Why are the United States and Saudi Arabia allies

Published on in category History
Why are the United States and Saudi Arabia allies

The alliance between the United States and Saudi Arabia could be counted among the most bizarre alliances of the powers in the world. There are perhaps no more ideologically opposing allies than these two. On the one hand, there is a republic where lawmakers swear on the Bible, on the other hand, there is an absolute monarchy that promotes the most radical form of Islam called Wahhabism, whose members, largely directly from the Saudis, are behind the September 11, 2001 attacks on the United States. But how did this alliance come into being and what are the main reasons for its persistence to this day?

The roots of the Saudi kingdom go back to 1744, when Muhammad bin Saud founded a dynasty. He succeeded through an alliance with Muhammad Ibn Abd al-Wahhab, the founder of a strict Islamic ideological movement called Wahhabism. The country itself was united after bloody fighting on the Arabian Peninsula between several local kingdoms in 1928. The winner of the fighting was Ibn Saud, whose name gave the name to the new state. However, he too had to get military support from followers of Wahhabism.

Diplomatic relations between the United States and Saudi Arabia did not begin until 1931. In 1933, the American company Standard Oil of California obtained permission from the Saudi government to explore oil fields. Oil was not discovered until 1938 in unprecedented quantities. Since then, the alliance between the two countries began to grow in strength and was sealed after the Yalta Conference, when US President Franklin D. Roosevelt met with King Abdulaziz of Saudi Arabia.

Relations continued to grow over time until October 1973, when, in response to Israel's support in the Yom Kippur War, a coalition of Arab states imposed an oil embargo on the United States and its allies, which had a very negative impact on the affected economies. The United States subsequently sought to straighten relations with Saudi Arabia, and in particular to maintain a stable oil price. Saudi Arabia, on the other hand, began to buy military equipment in bulk from the Americans.

Saudi Arabia was a strong ally of the United States in the fight against the Soviets in the Cold War. In 1979, the Soviet Union invaded Afghanistan. Saudi Arabia subsequently began sending Saudi citizens equipped with American weapons to Afghanistan. These fighters, consolidated by the fight against the Soviets and influenced by Wahhabism, were later united under the leadership of Osama bin Laden, the founder of the terrorist organization Al Qaeda. Al Qaeda's spark for declaring war on the United States was the Gulf War, when Saudi Arabia, despite objections from bin Laden and other radical Islamists, allowed nearly half a million American troops to be deployed.
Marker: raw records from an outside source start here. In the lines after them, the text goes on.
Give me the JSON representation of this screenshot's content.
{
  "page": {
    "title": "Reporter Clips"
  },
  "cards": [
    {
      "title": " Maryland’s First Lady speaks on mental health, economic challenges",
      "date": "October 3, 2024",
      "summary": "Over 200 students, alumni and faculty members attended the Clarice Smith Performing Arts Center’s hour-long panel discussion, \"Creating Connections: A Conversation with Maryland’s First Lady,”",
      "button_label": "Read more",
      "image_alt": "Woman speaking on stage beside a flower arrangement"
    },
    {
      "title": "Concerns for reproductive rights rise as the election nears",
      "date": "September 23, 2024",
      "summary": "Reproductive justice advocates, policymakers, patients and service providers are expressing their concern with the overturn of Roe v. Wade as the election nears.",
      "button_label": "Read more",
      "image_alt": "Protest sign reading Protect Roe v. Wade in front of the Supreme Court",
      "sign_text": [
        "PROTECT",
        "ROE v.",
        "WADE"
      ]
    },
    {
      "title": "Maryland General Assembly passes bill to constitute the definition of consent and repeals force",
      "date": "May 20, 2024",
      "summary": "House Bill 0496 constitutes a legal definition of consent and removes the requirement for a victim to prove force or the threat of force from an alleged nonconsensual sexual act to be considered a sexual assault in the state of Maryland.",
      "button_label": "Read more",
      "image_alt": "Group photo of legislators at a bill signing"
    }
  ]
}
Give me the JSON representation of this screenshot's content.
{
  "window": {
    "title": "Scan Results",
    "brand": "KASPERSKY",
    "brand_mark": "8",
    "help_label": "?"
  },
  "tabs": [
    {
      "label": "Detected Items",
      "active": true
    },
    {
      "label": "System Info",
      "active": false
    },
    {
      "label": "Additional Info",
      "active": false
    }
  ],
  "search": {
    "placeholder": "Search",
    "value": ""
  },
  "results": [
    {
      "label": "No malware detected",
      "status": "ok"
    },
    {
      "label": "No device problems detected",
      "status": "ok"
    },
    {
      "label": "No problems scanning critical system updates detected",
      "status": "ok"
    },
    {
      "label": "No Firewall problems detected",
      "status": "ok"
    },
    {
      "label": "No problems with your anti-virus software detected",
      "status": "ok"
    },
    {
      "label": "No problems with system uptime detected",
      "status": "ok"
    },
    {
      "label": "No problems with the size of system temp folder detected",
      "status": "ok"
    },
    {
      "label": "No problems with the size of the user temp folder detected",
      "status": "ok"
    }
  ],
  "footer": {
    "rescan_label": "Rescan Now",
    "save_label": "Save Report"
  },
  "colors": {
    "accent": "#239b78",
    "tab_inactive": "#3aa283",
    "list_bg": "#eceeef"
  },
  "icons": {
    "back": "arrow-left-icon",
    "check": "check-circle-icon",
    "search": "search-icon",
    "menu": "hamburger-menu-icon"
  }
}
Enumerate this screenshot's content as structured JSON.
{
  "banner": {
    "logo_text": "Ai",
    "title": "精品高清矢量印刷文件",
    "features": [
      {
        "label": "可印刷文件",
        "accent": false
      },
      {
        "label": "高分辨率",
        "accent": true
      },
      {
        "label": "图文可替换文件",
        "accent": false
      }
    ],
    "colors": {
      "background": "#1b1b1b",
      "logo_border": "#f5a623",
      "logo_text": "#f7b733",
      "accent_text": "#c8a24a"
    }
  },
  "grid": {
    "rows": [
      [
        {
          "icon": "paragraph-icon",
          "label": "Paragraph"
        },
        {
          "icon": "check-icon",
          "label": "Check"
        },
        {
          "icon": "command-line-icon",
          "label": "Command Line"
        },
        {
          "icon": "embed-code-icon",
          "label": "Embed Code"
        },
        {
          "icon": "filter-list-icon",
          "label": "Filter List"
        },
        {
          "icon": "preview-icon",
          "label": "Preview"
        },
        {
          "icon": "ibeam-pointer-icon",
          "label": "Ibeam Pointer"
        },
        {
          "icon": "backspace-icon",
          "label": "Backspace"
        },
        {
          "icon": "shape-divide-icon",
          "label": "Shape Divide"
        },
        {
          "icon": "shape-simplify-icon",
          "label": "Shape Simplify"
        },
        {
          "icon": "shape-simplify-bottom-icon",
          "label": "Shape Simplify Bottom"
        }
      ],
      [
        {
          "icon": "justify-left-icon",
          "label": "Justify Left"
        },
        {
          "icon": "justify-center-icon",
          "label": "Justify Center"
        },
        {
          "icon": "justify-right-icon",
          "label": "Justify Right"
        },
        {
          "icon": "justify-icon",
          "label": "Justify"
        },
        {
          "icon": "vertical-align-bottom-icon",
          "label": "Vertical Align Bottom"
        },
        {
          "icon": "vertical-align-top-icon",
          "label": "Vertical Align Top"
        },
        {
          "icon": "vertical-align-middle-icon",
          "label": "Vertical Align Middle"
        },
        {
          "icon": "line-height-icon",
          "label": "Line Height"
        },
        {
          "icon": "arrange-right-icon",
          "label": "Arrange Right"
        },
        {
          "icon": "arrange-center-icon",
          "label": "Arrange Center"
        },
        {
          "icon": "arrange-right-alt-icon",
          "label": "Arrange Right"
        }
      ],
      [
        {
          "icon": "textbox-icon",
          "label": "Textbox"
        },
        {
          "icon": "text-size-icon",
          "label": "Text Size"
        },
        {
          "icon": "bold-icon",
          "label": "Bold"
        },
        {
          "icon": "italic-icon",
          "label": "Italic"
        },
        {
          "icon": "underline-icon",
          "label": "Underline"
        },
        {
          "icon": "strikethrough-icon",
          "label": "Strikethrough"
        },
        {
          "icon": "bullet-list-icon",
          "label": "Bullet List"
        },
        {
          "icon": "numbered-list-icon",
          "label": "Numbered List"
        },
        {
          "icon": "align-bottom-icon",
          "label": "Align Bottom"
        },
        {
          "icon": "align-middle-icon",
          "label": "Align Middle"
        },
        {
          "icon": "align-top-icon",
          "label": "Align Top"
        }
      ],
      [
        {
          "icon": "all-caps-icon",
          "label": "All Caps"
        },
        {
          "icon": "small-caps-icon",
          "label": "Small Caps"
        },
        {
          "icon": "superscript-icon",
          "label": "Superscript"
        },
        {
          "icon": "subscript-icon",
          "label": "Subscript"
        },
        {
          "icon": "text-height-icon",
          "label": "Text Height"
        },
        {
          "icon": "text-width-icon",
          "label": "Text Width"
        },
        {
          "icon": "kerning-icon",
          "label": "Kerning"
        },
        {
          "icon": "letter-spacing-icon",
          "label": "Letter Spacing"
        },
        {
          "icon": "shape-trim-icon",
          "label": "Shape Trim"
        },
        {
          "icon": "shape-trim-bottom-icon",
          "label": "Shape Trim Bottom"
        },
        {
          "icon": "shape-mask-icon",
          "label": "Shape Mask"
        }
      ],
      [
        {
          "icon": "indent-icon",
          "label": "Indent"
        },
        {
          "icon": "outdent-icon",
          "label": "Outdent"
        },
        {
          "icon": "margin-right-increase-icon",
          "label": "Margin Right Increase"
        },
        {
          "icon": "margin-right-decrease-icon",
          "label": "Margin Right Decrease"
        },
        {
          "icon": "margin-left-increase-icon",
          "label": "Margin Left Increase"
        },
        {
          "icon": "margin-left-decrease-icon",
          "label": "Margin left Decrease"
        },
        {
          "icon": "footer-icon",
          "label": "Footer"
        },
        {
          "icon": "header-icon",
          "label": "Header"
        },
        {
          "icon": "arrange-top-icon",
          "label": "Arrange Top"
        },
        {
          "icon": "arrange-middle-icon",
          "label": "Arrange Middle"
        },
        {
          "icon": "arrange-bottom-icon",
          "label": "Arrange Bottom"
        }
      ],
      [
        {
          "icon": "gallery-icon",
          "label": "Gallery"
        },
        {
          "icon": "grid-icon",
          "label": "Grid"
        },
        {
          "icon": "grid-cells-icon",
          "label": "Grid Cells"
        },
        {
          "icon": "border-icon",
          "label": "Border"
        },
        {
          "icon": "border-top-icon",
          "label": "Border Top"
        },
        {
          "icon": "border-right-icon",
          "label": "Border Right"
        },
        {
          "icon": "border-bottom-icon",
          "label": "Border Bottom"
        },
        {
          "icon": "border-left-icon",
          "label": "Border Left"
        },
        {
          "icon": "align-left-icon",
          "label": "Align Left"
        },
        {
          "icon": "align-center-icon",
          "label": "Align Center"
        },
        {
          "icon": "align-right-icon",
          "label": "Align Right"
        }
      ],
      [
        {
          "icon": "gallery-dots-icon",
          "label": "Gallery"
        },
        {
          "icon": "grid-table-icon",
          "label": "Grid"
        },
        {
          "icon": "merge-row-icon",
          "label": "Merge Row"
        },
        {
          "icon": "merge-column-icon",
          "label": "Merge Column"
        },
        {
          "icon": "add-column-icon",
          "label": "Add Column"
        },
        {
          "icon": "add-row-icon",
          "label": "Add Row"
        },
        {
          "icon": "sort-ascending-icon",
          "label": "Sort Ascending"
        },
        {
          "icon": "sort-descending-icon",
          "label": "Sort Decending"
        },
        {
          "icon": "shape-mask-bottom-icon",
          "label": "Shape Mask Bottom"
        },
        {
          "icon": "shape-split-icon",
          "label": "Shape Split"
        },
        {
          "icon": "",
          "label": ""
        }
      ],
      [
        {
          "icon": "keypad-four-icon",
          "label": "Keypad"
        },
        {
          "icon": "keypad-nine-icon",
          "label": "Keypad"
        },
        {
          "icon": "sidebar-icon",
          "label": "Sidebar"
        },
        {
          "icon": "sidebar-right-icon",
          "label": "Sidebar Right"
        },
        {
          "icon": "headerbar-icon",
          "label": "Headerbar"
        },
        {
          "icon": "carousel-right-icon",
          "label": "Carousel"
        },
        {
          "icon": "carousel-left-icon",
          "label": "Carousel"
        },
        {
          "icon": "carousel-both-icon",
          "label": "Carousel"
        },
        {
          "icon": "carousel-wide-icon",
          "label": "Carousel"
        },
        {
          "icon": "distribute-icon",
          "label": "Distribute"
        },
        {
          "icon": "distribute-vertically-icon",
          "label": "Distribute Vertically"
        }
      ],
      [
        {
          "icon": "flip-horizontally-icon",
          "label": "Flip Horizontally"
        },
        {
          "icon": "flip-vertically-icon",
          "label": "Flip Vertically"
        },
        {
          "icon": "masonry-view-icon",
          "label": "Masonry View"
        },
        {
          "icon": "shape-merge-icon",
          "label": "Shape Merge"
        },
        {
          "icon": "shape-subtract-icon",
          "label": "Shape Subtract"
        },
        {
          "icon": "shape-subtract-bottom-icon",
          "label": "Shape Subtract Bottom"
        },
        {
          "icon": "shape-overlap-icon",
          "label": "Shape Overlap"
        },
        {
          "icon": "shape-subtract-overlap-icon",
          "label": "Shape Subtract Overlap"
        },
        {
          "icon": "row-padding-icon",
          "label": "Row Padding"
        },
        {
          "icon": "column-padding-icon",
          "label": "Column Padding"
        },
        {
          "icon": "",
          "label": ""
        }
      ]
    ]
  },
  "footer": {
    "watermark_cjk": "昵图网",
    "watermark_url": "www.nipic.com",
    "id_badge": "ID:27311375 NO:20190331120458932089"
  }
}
Numerous terrorist attacks, largely carried out by the citizens of Saudi Arabia, have created negative public opinion on both sides. Nevertheless, the United States and Saudi Arabia remain allies. The benefits of this alliance include

  • sale of crude oil to the United States,
  • strategic military position of the United States in the region,
  • protection of the sovereignty of Saudi Arabia,
  • counterweight to Iran,
  • sales of military equipment to Saudi Arabia.